Those of us who remember mainframes (CDC 2000 at LSE, Dec-10 and Vax cluster at PNL) learned the hard way to keep three copies of everything in rotation.  I lost a lot of data at PNL because it was seen as a teaching institution and some good student run surveys were lost during routine “spring cleaning“ until I sussed out what was going on.  When I retired an alert operator gave me seven 2,000ft mag tapes which she’d created for me as a personal back-up.  These spent a couple of years languishing in the UK Data Archive at Essex University before it transpired they no longer had a Dec-10, when they returned them together with two CDs to which everything had been copied. 

 

Before I could get SPSS for Windows on a PC, and because my exiting PC was DOS based, I’d had to borrow a Windows machine and learn Windows first.  See: http://surveyresearch.weebly.com/old-dog-old-tricks-using-spss-syntax-to-beat-the-mouse-trap.html   Of course, SPSS couldn’t read any of my old *.sys files or many of the others until I realised that they had edition numbers tagged on to the extensions.  When I changed all the *.sys to *.sav and got rid of the edition numbers, everything worked fine.  Some data are still on 5” floppies, some on 3½ but few PCs have these any more.  Essex are only interested in “big data” so I am the only repository for some smaller surveys, for which I been unable to track down the original researchers or to obtain permission to deposit, but Edinburgh have recently taken one off my hands: hopefully they will eventually take more.

 

Nowadays I always save SPSS files with matching names for *.sps and *.sav files (sometimes *.spv as well) each edition being numbered or lettered in sequence.  Files are also backed up to at least one external drive, sometimes two.  Most of the stuff I work on these days goes to the UKDS archive at Essex as well, so that’s a fall-back if necessary.

 

Just got a new PC (Lenovo ThinkCentre E73 desktop (64-bit, Win7Pro win8.1 pro, Core i7 - 4790s 8GB 1TB C: drive, DVDRW with additional Kingston 8GB DDR3 1600 Mhz 1.5V Non-ECC DIMM memory, Office 2016, giving 16gb RAM in total.) which keeps offering me cloud storage, but I’m a bit of a Luddite and prefer to keep stuff where I can see it.  It has taken me three weeks to get SPSS 24 on the new machine, but I succeeded at last this morning. 

 

Copied to Research Data Management list as it is relevant to their concerns.

 

John F Hall (Mr)

[Retired academic survey researcher]

 

Email:   [log in to unmask] 

Website: www.surveyresearch.weebly.com

SPSS start page:  www.surveyresearch.weebly.com/1-survey-analysis-workshop

 

PS  Outlook 2016 is a nightmare, so I’m still using Outlook 2013 on the old machine.

 

 

 

From: SPSSX(r) Discussion [mailto:[log in to unmask]] On Behalf Of Rich Ulrich
Sent: 11 April 2017 00:09
To: [log in to unmask]
Subject: Re: Recovering temporary files

 

Do people still hold to the old tenets of database backing-up, from the main-frame days?
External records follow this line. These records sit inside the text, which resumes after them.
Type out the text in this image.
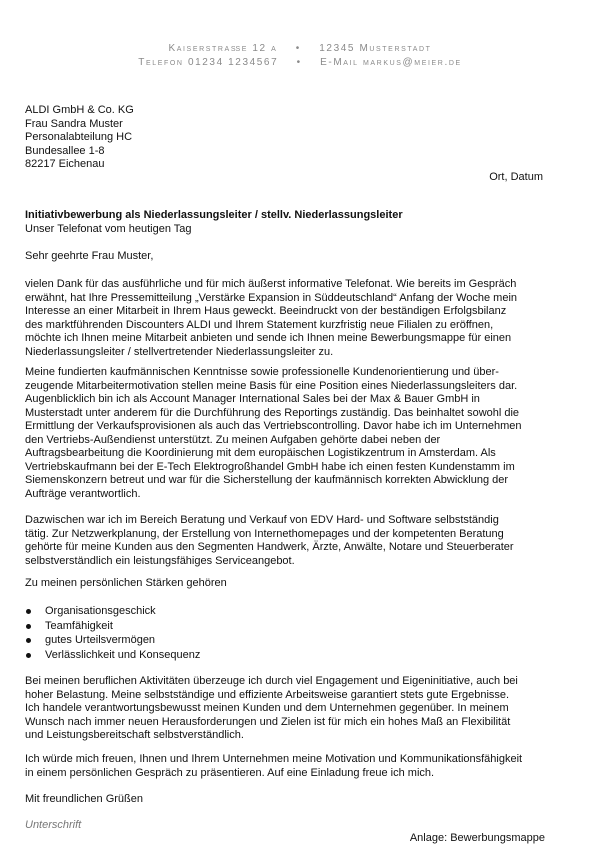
Kaiserstraße 12 a • 12345 Musterstadt
Telefon 01234 1234567 • E-Mail markus@meier.de
ALDI GmbH & Co. KG
Frau Sandra Muster
Personalabteilung HC
Bundesallee 1-8
82217 Eichenau
Ort, Datum
Initiativbewerbung als Niederlassungsleiter / stellv. Niederlassungsleiter
Unser Telefonat vom heutigen Tag
Sehr geehrte Frau Muster,
vielen Dank für das ausführliche und für mich äußerst informative Telefonat. Wie bereits im Gespräch
erwähnt, hat Ihre Pressemitteilung „Verstärke Expansion in Süddeutschland“ Anfang der Woche mein
Interesse an einer Mitarbeit in Ihrem Haus geweckt. Beeindruckt von der beständigen Erfolgsbilanz
des marktführenden Discounters ALDI und Ihrem Statement kurzfristig neue Filialen zu eröffnen,
möchte ich Ihnen meine Mitarbeit anbieten und sende ich Ihnen meine Bewerbungsmappe für einen
Niederlassungsleiter / stellvertretender Niederlassungsleiter zu.
Meine fundierten kaufmännischen Kenntnisse sowie professionelle Kundenorientierung und über-
zeugende Mitarbeitermotivation stellen meine Basis für eine Position eines Niederlassungsleiters dar.
Augenblicklich bin ich als Account Manager International Sales bei der Max & Bauer GmbH in
Musterstadt unter anderem für die Durchführung des Reportings zuständig. Das beinhaltet sowohl die
Ermittlung der Verkaufsprovisionen als auch das Vertriebscontrolling. Davor habe ich im Unternehmen
den Vertriebs-Außendienst unterstützt. Zu meinen Aufgaben gehörte dabei neben der
Auftragsbearbeitung die Koordinierung mit dem europäischen Logistikzentrum in Amsterdam. Als
Vertriebskaufmann bei der E-Tech Elektrogroßhandel GmbH habe ich einen festen Kundenstamm im
Siemenskonzern betreut und war für die Sicherstellung der kaufmännisch korrekten Abwicklung der
Aufträge verantwortlich.
Dazwischen war ich im Bereich Beratung und Verkauf von EDV Hard- und Software selbstständig
tätig. Zur Netzwerkplanung, der Erstellung von Internethomepages und der kompetenten Beratung
gehörte für meine Kunden aus den Segmenten Handwerk, Ärzte, Anwälte, Notare und Steuerberater
selbstverständlich ein leistungsfähiges Serviceangebot.
Zu meinen persönlichen Stärken gehören
Organisationsgeschick
Teamfähigkeit
gutes Urteilsvermögen
Verlässlichkeit und Konsequenz
Bei meinen beruflichen Aktivitäten überzeuge ich durch viel Engagement und Eigeninitiative, auch bei
hoher Belastung. Meine selbstständige und effiziente Arbeitsweise garantiert stets gute Ergebnisse.
Ich handele verantwortungsbewusst meinen Kunden und dem Unternehmen gegenüber. In meinem
Wunsch nach immer neuen Herausforderungen und Zielen ist für mich ein hohes Maß an Flexibilität
und Leistungsbereitschaft selbstverständlich.
Ich würde mich freuen, Ihnen und Ihrem Unternehmen meine Motivation und Kommunikationsfähigkeit
in einem persönlichen Gespräch zu präsentieren. Auf eine Einladung freue ich mich.
Mit freundlichen Grüßen
Unterschrift
Anlage: Bewerbungsmappe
Even in modified form?  Make backups, and keep them in multiple locations ...

 

I was pleased that my computer center did weekly backups of everything.  Even when I

moved to PC for many analyses, I was doing a few other analyses on the mainframe (VAX)

so I had my final files in two places by virtue of necessity.  But I remember that the Pitt

Computer center respected the full prescription:  They kept a useful backup on-site, and

another (less-frequent) backup of everything at a remote site, safe (even) from fire or

natural catastrophe.

 

As it gets easier and faster to save your own data, moving from floppy disks to CDs to

thumb drives, all the hardware is also getting more reliable -- In my case, the "reliability"

probably out-weighs the ease, and backups are getting further apart.  But I don't have

vital data these days, either.  Is "the cloud"  used by many people? - for data, or for backup?